So long it is since Spring, the skylark waking
Heard her own praises in his perfect strain;
Low hang the clouds, the sad year’s heart is breaking,
And mine, my heart—and, over all, the rain.
OUT OF HOPE
If through the rain and wind along the street,
Where the wet stone reflects the flickering gas,
Some weeping autumn night your wandering feet,
Lost in a lonely world, should chance to pass;
If, passing many doors that welcomed you
When robes of good renown your dear name wore,
Your feet again, as once they used to do,
Paused at my door,—
Should I shut fast my heart for the old ill,
The old wrong done, the sorrow and the sin?
Or—only knowing that I love you still—
Should I throw wide the door and let you in?

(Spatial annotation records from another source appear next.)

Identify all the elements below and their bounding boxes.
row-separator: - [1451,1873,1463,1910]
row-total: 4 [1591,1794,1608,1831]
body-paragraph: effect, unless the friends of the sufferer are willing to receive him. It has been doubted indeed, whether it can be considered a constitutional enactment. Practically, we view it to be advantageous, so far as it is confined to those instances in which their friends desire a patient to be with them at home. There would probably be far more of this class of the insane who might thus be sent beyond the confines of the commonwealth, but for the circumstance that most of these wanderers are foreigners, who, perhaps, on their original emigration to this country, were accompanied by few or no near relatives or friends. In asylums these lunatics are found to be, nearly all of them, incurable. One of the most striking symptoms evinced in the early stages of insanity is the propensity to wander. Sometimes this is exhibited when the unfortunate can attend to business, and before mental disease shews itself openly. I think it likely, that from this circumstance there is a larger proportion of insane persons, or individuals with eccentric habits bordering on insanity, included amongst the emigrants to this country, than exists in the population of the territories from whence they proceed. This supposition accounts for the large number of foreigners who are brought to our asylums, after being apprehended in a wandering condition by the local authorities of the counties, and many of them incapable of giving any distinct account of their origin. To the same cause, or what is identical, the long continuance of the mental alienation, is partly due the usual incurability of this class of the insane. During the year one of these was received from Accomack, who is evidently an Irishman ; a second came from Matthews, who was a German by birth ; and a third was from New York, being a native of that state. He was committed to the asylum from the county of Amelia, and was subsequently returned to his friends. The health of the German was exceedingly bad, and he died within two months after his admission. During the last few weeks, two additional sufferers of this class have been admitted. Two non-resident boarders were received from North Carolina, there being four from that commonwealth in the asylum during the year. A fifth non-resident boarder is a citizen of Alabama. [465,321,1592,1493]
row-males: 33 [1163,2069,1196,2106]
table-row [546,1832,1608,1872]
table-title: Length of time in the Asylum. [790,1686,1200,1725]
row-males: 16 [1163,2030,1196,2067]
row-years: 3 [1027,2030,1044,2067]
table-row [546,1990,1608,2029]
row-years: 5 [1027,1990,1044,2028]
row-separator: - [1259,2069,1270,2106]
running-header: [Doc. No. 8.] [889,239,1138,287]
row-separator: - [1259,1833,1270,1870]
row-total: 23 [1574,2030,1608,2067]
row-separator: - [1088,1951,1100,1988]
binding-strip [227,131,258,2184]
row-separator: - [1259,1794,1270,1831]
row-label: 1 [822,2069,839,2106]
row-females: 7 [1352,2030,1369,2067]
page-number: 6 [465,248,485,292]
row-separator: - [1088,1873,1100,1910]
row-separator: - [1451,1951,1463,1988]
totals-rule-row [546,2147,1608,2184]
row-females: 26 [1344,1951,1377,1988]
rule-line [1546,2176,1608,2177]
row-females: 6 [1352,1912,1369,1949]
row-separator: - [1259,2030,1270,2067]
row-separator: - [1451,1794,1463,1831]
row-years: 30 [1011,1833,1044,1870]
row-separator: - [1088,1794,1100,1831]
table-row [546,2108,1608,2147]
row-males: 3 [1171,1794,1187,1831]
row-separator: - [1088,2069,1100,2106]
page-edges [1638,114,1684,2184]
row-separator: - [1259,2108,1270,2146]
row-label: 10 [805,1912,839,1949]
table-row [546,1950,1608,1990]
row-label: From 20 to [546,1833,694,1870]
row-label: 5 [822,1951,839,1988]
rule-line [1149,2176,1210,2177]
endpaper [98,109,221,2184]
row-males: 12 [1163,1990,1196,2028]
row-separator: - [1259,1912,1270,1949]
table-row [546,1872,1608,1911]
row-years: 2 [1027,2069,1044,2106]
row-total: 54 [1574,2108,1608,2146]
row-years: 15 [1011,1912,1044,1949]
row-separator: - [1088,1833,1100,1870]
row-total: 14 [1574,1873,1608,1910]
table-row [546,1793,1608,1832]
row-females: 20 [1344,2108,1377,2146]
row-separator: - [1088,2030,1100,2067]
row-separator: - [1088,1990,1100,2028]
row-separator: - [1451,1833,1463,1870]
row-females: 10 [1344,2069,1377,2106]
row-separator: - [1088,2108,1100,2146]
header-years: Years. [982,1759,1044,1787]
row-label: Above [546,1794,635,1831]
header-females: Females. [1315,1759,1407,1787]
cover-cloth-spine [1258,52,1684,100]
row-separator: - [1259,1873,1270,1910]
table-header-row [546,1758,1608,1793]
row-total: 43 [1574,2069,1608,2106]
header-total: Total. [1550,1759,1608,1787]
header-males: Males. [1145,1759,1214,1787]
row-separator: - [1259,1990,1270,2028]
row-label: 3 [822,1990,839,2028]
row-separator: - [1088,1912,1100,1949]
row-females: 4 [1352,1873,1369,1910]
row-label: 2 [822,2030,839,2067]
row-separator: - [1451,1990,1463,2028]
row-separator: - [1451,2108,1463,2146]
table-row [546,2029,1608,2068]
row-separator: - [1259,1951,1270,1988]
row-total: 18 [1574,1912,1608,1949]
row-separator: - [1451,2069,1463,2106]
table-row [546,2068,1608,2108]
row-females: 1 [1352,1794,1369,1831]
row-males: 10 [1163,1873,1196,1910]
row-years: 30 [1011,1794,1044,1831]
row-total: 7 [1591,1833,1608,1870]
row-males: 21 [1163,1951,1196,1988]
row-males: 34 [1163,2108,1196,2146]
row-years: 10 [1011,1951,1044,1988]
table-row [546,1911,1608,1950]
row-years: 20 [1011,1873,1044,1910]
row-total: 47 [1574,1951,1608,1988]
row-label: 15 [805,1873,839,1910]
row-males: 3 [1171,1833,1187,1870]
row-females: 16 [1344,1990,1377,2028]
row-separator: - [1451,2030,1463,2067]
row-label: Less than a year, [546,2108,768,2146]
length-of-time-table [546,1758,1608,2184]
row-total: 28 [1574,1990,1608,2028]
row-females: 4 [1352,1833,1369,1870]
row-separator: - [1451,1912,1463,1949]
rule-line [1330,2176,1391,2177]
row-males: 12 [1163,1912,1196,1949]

Come—with your sins—my tears shall wash them all,
The heart you broke still waits to be your home.
Yet if you came.... Oh! lost beyond recall
You never more will come.
HAUNTED
The house is haunted; when the little feet
Go pattering about it in their play,
I tremble lest the little one should meet
The ghosts that haunt the happy night and day.
And yet I think they only come to me;
They come through night of ease and pleasant day
To whisper of the torment that must be
If I some day should be, alas! as they.
And when the child is lying warm asleep,
The ghosts draw back the curtain of my bed,
And past them through the dreadful dark I creep,
Clasp close the child, and so am comforted.